The Undercover Economist
- Front cover
- Author: Tim Harford
- Original title: The Undercover Economist: Exposing Why the Rich Are Rich, the Poor Are Poor--and Why You Can Never Buy a Decent Used Car!
- Language: English
- Genre: Non-fiction, economics
- Publisher: Little, Brown
- Publication date: 3 November 2005
- Publication place: United Kingdom
- Media type: Print (hardback)
- Pages: 288 pp (hardback)
- ISBN: 0-19-518977-9 (hardback)
- OCLC: 59098699
- Dewey Decimal: 330.9/0511 22
- LC Class: HC59.15 .H35 2006

= The Undercover Economist =

Book by Tim Harford

The Undercover Economist (ISBN 0-19-518977-9) (ISBN 0345494016) is a book by Tim Harford published in 2005 by Little, Brown.

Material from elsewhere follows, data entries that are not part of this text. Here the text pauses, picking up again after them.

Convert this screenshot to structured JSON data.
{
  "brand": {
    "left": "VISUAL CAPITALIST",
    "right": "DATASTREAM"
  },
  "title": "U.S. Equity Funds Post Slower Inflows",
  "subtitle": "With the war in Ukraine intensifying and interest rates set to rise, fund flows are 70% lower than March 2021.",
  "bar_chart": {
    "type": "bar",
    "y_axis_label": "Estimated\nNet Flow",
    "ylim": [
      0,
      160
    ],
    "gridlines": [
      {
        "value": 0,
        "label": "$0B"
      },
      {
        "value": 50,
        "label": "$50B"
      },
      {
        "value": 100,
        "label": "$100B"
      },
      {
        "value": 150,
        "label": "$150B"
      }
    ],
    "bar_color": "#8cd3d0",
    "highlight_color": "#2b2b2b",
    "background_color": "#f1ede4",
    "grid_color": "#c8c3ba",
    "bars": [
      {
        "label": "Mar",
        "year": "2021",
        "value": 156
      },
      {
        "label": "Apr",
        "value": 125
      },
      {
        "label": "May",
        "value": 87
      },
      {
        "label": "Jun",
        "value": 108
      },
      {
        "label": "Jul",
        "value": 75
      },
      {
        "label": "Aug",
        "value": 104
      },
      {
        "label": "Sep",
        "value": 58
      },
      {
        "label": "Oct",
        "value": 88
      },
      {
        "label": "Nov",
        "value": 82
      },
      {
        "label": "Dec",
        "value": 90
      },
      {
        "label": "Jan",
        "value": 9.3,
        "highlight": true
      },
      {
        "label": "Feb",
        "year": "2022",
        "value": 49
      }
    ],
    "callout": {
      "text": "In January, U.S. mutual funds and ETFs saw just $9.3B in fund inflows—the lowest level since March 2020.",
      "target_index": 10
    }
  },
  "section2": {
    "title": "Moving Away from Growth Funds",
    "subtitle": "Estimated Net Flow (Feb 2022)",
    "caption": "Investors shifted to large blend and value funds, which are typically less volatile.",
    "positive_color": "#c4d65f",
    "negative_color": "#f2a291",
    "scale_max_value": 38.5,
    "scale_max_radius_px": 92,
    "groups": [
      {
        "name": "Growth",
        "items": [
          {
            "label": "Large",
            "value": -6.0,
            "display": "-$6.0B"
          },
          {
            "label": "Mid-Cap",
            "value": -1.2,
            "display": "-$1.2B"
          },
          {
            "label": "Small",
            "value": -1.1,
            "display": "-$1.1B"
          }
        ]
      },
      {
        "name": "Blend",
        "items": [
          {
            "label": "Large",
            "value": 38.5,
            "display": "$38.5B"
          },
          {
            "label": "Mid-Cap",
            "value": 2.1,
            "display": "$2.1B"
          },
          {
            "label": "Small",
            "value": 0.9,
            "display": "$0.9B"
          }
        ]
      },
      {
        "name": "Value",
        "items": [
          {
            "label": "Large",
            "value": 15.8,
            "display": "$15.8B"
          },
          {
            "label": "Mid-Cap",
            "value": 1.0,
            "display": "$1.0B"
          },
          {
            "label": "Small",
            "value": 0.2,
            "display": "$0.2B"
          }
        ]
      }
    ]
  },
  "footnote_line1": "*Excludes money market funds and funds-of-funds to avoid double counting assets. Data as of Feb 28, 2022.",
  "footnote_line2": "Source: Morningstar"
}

The book provides an introduction to principles of economics, including demand-supply interactions, market failures, externalities, globalisation, international trade and comparative advantage. It explains in non-technical terms how Starbucks and other coffee providers price their products, why it is hard to buy a decent used car, why the health insurance system in the United States is failing, and why poor countries remain poor while the People's Republic of China has continuously grown rich in the last couple of decades.

Freakonomics author Steven Levitt called it "a rare specimen: a book on economics that will enthrall...Beautifully written and argued, it brings the power of economics to life."